PRONONC. ET ORTH. : (s')attendrir [atɑ ̃dʀi:ʀ], j(e m)'attendris [ʒatɑ ̃dʀi]. Enq. : /atãdʀi/ (il) attendrit. Fér. Crit. t. 1 1787 propose la graph. atendrir avec un seul t.
ÉTYMOL. ET HIST. − 1. a) 1176-81 intrans. atenroier « s'émouvoir, faiblir » (Expl. du Cant. des cant., ms. du Mans 173, fo44 vods Gdf. : De grace encroisse et atenroie Le cuer); début xiiies. atendrir (Auberi, éd. A. Tobler, 66, 29 ds T.-L.) − xviies. ds Hug.; ca 1243-65 soi atenrir (Ph. Mousket, Chron., éd. Reiffenberg, 19175, Bruxelles 1838), attest. isolée, repris au xviies. par Balzac, Lettres, livre IV, 3 ds Dict. hist. Ac. fr., t. 4, p. 311b; b) 1erquart xiiies. trans. atenroiier « émouvoir, amollir » (Reclus de Molliens, Charité, Ars. 3142, fo217a ds Gdf. : Riens ne doit roi atenroiier); ca 1285 atendrir (Chastelain de Coucy, éd. Crapelet, 419 ds T.-L.); 1778 attendrir (qqc.) « tempérer, adoucir » (Gilbert, Mon apologie ds Dict. hist.
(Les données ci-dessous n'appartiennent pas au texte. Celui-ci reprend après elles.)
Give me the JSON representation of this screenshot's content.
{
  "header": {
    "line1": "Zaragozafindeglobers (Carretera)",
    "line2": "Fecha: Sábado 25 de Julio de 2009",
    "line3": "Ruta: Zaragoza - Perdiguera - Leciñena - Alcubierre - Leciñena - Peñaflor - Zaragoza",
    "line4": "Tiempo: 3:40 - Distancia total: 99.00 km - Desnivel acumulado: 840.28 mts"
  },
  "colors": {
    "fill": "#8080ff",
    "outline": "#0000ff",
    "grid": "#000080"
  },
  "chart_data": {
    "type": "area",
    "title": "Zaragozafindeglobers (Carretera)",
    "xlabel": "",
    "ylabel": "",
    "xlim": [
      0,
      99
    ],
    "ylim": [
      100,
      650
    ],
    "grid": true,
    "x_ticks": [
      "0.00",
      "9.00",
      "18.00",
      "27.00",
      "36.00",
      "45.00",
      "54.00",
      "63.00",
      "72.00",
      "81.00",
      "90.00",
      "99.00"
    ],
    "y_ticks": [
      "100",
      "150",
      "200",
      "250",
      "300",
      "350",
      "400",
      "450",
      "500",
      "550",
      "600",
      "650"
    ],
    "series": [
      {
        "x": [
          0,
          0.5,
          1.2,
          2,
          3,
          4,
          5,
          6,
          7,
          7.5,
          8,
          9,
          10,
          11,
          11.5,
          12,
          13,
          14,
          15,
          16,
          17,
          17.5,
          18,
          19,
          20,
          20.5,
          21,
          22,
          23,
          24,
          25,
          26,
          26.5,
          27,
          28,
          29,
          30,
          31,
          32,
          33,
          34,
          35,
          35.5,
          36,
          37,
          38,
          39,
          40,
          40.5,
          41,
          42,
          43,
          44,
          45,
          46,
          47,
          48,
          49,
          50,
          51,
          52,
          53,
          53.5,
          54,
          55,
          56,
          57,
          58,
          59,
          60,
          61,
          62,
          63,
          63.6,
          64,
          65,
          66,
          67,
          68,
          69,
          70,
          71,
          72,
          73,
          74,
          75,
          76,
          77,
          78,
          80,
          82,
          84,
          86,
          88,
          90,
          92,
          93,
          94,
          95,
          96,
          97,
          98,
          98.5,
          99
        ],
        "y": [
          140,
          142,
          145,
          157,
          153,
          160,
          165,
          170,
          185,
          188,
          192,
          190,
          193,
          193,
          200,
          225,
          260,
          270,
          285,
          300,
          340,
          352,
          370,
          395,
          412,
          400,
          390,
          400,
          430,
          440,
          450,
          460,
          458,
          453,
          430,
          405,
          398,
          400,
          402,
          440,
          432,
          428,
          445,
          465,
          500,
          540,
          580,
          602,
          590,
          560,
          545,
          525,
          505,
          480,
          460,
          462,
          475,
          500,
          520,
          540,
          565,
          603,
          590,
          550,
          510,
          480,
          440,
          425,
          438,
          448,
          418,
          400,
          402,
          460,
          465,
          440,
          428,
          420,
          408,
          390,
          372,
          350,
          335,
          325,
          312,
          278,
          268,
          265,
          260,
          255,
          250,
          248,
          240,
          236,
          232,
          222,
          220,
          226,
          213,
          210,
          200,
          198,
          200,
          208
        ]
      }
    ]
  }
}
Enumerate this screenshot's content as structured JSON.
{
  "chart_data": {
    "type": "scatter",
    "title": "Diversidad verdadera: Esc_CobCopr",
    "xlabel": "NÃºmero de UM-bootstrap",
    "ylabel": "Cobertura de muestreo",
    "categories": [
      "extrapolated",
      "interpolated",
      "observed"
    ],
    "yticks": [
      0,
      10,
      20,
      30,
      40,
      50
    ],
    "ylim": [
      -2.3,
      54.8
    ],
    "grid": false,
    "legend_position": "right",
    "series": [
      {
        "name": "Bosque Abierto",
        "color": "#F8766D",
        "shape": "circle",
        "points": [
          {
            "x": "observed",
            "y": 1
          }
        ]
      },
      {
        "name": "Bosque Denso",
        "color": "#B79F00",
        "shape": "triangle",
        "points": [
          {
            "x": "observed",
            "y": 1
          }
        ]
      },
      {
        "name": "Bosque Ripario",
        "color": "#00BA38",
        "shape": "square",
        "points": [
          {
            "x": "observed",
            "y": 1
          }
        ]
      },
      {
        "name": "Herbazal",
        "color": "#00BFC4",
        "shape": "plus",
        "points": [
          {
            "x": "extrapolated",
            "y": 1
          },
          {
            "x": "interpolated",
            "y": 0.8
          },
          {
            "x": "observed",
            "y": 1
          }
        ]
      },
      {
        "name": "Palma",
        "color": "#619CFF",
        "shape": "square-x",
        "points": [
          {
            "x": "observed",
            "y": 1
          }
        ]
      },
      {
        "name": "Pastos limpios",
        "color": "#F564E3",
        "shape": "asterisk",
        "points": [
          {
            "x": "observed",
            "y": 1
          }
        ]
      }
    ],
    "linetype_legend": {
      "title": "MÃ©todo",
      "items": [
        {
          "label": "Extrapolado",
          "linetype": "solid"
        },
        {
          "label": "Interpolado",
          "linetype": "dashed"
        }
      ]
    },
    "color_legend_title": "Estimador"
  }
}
Ac. fr., t. 4, p. 310b : Mais toujours critiquer en vers pieux et froids... sans qu'une fois au moins votre muse en extase Du mot de tolérance attendrisse une phrase); 2. av. 1280 « rendre moins dur » (Rutebeuf, II, 173 ds Gdf. Compl. : Durs fu li pains et crouste et mie : Li dui n'en menjaissent demie ... Se il atendri ne l'eussent); 1538 attendrir « devenir plus tendre » (H. Est., Apol. pour Hér., p. 365 ds Littré). Dér. de tendre*; préf. a-1*; dés. -er.
STAT. − Attendrir. Fréq. abs. littér. : 1 113. Fréq. rel. littér. : xixes. : a) 1 634, b) 1 881; xxes. : a) 1 887, b) 1 195. Attendrifier. Fréq. abs. littér. : 1.
BBG. − Canada 1930. − Gir. t. 2 Rem. 1834, p. 31. − Gottsch. Redens. 1930, p. 413. − Larch. 1880. − Lasnet 1970. − Mont. 1967. − Pierreh. Suppl. 1926.